Once the food had arrived and he could be sure they wouldn’t be interrupted, Fred raised his eyebrows. “Any news?”
“Not so’s you’d notice. We’ve gone though every last bit of evidence and talked to everyone but your mom. I’m not about to drag her back.”
“For all the good it would do.”
“Exactly. Even Altschuler knows that.” Ketcham dunked another fry in his ketchup. “I have to tell you, Fred, at this point I don’t know where to turn. It’s as if someone walked in there, stabbed him, and walked out again without anyone noticing.”
“The dog didn’t bark?”
“Nope. It was out back, playing with Laura.”
“Out back? I thought she was answering the front door.”
“Not by then. Once you were all over at the church, she took the dog out to play Frisbee in the park. That park is their backyard. All kinds of peop
le go through it, and the dog doesn’t bother barking except if it thinks it’s guarding the house. Laura wouldn’t think anything of strangers there, either. But she couldn’t describe anyone except a mom with some little kids heading for the playground. They wanted to pet the dog, and she was making sure it didn’t bite them.”
“And that distracted her.”
“Sure, but she didn’t have anything to be distracted from. She was just out playing.”
“So she didn’t see anyone come in that back door, either?”

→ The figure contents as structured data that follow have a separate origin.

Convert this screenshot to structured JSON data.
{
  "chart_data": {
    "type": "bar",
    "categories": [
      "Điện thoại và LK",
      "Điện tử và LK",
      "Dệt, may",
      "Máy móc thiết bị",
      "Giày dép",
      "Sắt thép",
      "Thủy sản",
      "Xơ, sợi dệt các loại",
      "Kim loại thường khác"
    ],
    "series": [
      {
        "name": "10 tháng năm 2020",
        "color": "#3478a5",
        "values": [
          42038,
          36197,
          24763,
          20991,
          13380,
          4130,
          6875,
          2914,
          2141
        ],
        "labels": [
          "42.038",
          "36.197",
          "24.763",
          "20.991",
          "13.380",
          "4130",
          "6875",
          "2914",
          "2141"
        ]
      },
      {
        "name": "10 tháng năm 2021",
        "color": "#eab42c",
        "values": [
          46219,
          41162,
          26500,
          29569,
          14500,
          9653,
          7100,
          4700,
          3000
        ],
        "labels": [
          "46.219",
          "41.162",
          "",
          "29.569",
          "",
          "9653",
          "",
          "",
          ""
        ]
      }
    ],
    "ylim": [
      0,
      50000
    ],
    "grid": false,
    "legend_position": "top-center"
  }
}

Ketcham shook his head. “From what I could tell, a herd of elephants could have walked in. All she had to worry about was keeping out of the way while the grown-ups fixed that rehearsal dinner. How was it, by the way?”
“Miserable. Not the food—but some of the people.”
“Yeah. I met her, too. And your mother? Had she recovered?”
Fred shrugged. “She’d lost the whole business. Was perfectly happy, especially when people started telling her what a good cook she was.”
“She thought she’d cooked dinner?” Ketcham’s eyes lit up, and Fred could see where he was going.
“No, they were buttering her up about her cooking at home. She’s not going to remember anything here.”
Ketcham subsided. “Yeah.”
“You get a chance to check out any of the Pontiac people?”
“The warden’s not coming up with much. A few altercations. Dave spent some time in solitary after one of those fights. Warden did it as much to protect him as to punish him, though that’s not the official version.” He stopped to chew.
“That guy out yet?”
“Nope. A couple of others are, and they’ve done a pretty good job of disappearing. We’re still looking for them.”
“How about Dave’s friends in town?”
“Not so much as a parking ticket, even the one who scared Joan on the phone. I’d kind of thought they might have been in prison with him, but they just worked for Pete. And the only reason he knew Dave was their years in school together in Ann Arbor.”
“College, too?” Fred asked. He knew about the high school.
“No, they neither one finished college. Pete served three years in the army—never was sent overseas, though, and Dave flunked out at the end of his sophomore year at the U of M. Just high school buddies.”